Только один мужской персонаж несколько выпадает из этого ряда. Это Владислав Донатович. Он один совершает единственно мыслимый и значимый в женском сознании поступок: он самовольно меняет свою избранницу. Он меняет ее в пределах этих женщин, связанных узами родства. Он вносит невыносимую деформацию в систему имен: свершись его воля, и имя жены достанется другой, а у прежней оно отымется. Он высказывает свое решение. Поэтому он сам именуется всегда и притом по имени и отчеству. Поэтому генеральша накладывает табу на его имя. Он — вне закона. Поэтому он убивает и убивает, защищая женщину. Поэтому и сам убит.
Задним числом выясняется, что он становится у своей вдовы предметом тотального культа, в котором табуируется то из реальности, что несовместимо с ним (его измена). Его обликом пропитано все пространство ее существования: он превратился в фантазм. Это превращение рассказчица видит со стороны, она не разделяет этот фантазм, видит его в качестве чужого фантазма.
Таков единственный персонаж повести, который чуть ли не получил статус Другого (Лакан): он перестал быть предметом воображения, вышел из области воображаемого, проекции самого себя (самой себя) во вне. Он не поддается овнутрению. Это тот, с кем можно и следует объясниться. Но объяснение не последует.
Поразительно, но мужской персонаж, вот этот, совершенно определенный, в беседе двух женщин может растиражироваться в серию и даже имена местностей теряют свою символическую функцию, оборачиваясь неким недоступным центром:
— Красивые руки у вашего мужа, — сказала она. — Наверно, он хирург.
— Да, хирург.
— Или артист….
— Артист.
— Или скрипач…
— Да, скрипач, да…
Счастье — пластично, нужда — жестоковыйна!
— Вы из Москвы, из Ленинграда… Какая красивая у вас жена. Хорошо, что я вас встретила. Как знала, что встречу…
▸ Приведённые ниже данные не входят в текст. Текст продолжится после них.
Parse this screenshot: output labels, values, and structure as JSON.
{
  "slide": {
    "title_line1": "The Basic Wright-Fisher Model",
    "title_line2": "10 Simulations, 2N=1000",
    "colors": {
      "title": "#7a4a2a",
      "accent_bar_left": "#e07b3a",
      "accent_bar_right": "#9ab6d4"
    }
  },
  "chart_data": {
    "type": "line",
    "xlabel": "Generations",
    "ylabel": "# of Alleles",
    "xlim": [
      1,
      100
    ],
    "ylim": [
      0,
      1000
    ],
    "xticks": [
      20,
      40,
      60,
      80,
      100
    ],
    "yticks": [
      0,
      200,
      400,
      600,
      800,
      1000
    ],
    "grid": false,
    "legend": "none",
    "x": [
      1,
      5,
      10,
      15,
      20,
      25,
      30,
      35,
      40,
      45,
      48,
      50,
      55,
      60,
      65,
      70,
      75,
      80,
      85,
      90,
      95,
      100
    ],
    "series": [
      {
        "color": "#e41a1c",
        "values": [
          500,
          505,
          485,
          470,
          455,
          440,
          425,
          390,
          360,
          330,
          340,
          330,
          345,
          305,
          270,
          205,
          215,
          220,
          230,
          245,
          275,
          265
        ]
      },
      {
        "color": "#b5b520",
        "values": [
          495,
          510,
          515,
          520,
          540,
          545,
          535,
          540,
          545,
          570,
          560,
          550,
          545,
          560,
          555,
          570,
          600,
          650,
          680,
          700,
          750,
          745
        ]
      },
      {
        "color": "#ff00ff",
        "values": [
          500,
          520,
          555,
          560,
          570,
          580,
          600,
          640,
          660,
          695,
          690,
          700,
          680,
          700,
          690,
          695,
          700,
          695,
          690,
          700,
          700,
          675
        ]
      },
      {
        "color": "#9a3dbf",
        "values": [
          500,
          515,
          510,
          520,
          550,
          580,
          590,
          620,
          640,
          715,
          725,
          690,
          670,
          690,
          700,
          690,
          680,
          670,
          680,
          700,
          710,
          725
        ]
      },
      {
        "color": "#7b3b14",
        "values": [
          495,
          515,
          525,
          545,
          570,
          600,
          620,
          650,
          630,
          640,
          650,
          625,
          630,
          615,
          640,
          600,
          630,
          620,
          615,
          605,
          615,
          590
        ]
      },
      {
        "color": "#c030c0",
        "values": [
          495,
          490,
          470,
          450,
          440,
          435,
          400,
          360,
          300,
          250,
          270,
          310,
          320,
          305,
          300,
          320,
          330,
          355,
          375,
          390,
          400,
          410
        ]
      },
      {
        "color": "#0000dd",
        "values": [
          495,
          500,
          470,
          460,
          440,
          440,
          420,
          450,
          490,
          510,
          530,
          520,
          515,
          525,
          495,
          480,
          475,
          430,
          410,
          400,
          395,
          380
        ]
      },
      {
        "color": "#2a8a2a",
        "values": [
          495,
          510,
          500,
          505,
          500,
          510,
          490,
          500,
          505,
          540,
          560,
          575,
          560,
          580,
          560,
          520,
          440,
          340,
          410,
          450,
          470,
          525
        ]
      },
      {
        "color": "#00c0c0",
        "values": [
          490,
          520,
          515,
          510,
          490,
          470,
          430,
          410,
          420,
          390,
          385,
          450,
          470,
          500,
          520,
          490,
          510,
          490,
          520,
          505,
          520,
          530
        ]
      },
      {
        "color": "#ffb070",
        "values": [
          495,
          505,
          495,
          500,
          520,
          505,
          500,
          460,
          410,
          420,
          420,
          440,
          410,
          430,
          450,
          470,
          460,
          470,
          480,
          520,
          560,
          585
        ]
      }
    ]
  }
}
Мужские персонажи не образуют какой-либо иерархии предпочтения или обозначенности (исключение — Владислав Донатович). Они не предполагают возможности какой-либо классификации, системного упорядочения их имен, взаимно перестановочны. Но женские персонажи как раз располагают очевидным принципом их организации: это старшинство, и оно принадлежит прабабушке. В то же время именно прабабушка располагает правом так называемой кастрации: она лишает героиню родового имени, и она же налагает табу на имя Владислава Донатовича. Поэтому закон имени Отца (Лакан) размечает женский, но не мужской ряд означающих. Прабабушка теперь — всемогущая фаллическая мать фрейдизма, мать, задающая закон. И в этом отношении она повторяет бажовскую Хозяйку Медной горы.
Клип-анг, клип-анг
Место и пространство (ландшафт) здесь не одно и то же. Место невозможно отделить и понять независимо от того, что случается в нем и только в нем. Более, чем хронотоп: место не только предписывает поведение и переживания, оно само и есть переживание и поведение.
Место — это там, не здесь, и только там тебя ждет любовь.
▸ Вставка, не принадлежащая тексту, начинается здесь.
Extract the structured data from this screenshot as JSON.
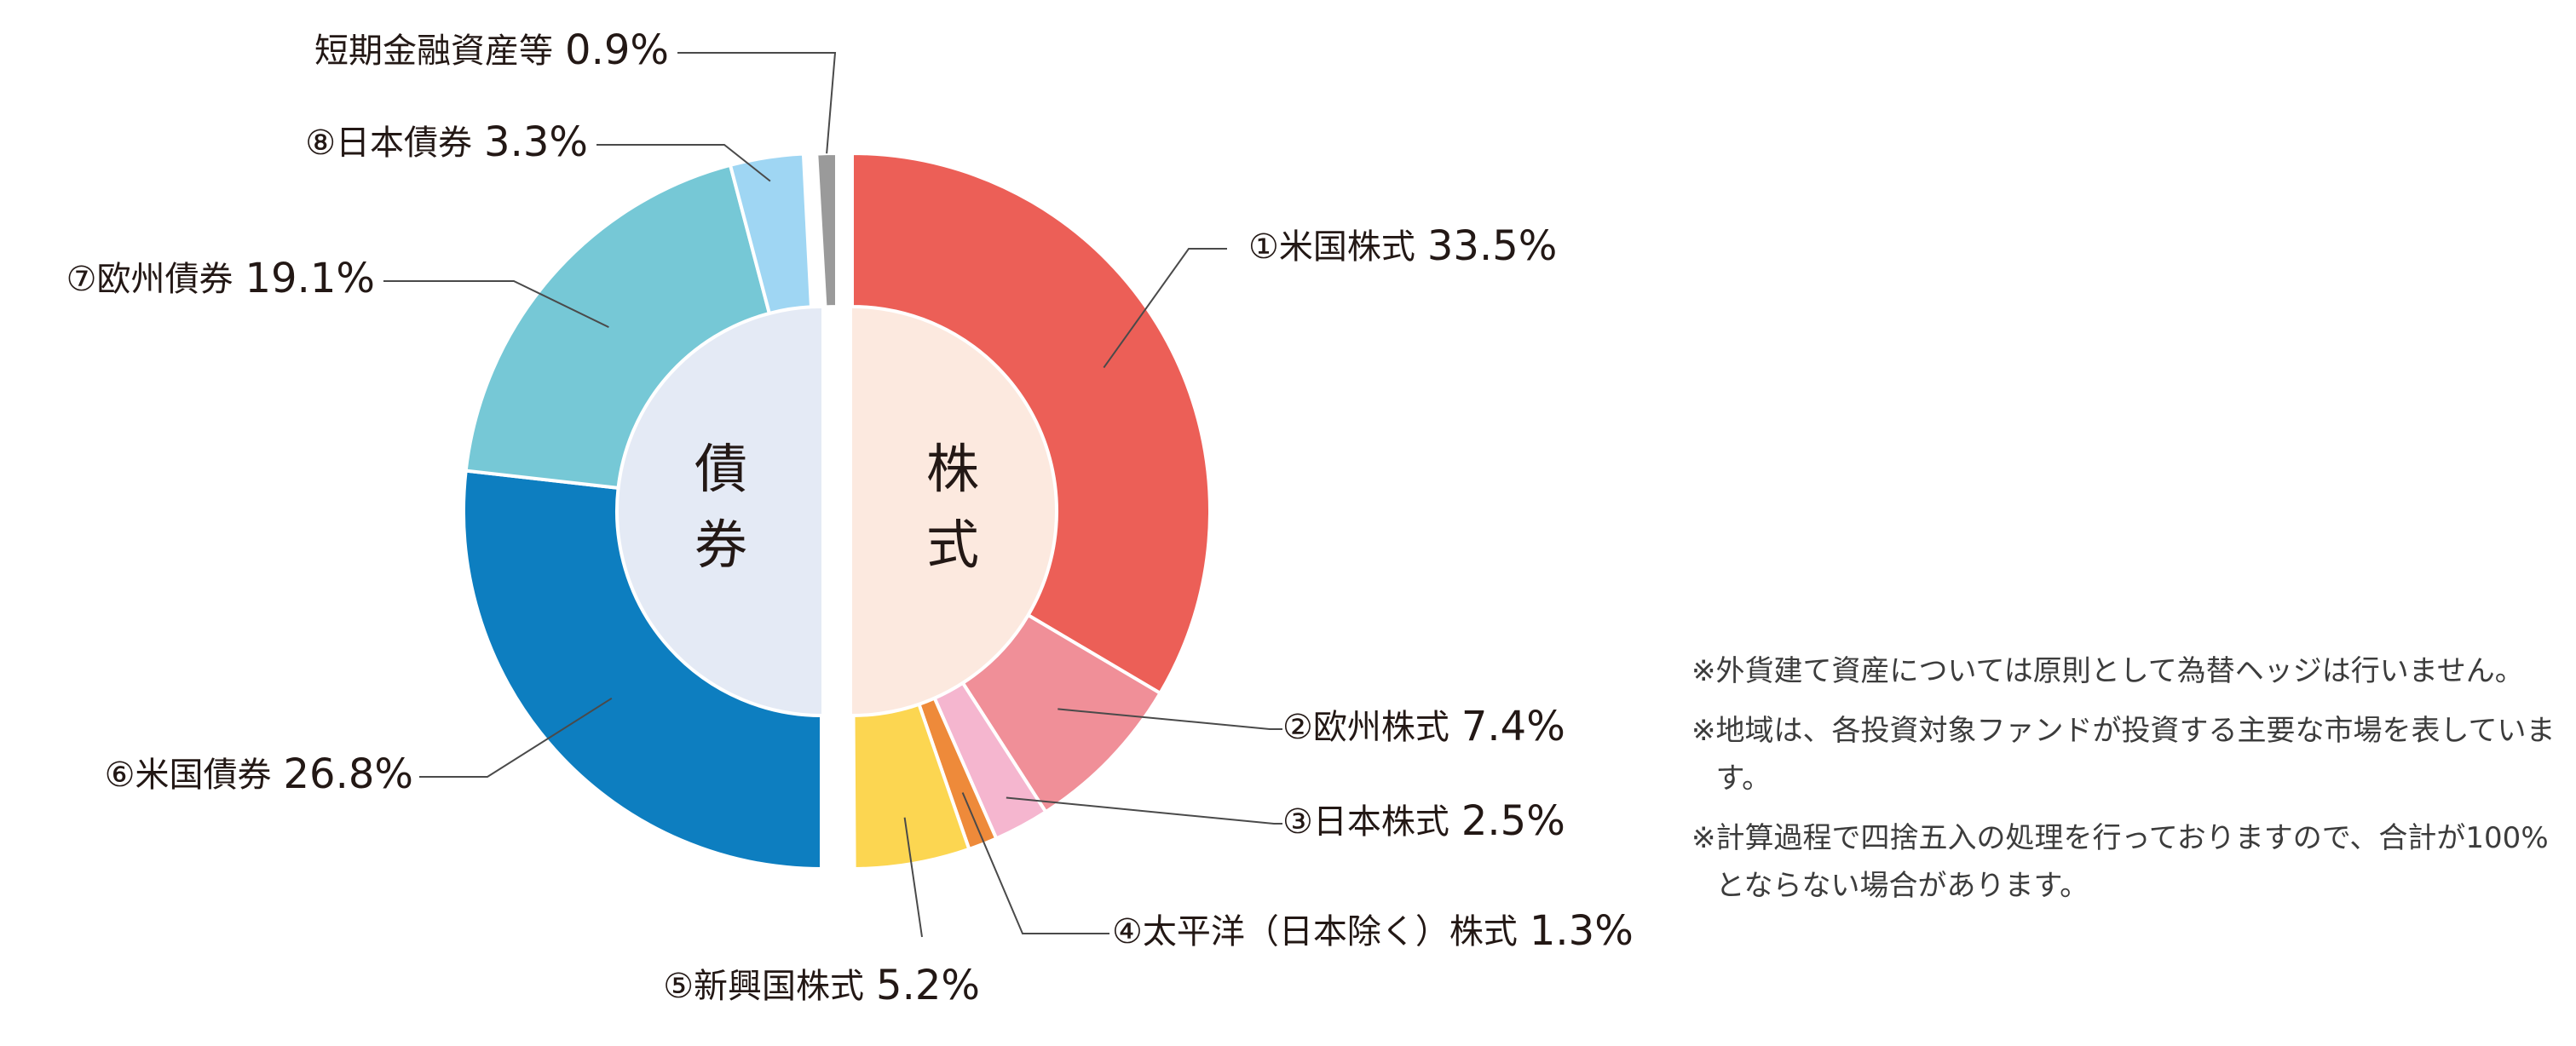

Она как бы и не персональна, она разлита в воздухе, развеяна в ночи. Вот появляется кто-то, какой-то молодой человек, и он сразу обращается к тебе, он — вектор южной ночи и места. Это — пространственный феномен, выделение этого места, его гормон. В воздухе звучит призывный лебединый крик: лебедь призывает свою лебедку.
Он не имеет прошлого, оно не известно и не нужно. Неизвестен и не нужен его семейный статус. Он не включен в родовую цепь: не имеет предков и не оставит потомков. Он зачастую не имеет имени, оно неизвестно и не нужно. Достаточно прозвища. Он — сразу свой, то есть твой. Он не имеет определенного места жительства — бомж, но он — здешний, его знают все продавщицы и все официантки. Он повсюду свой, повсюду на своем месте. И оно не делится на обжитое и дикое, на ухоженное и заброшенное, доступное и неприступное. Оно для него — свое, он для него — свой. Он — беззаботен. Лебедь — перелетная птица: будет день — будет пища.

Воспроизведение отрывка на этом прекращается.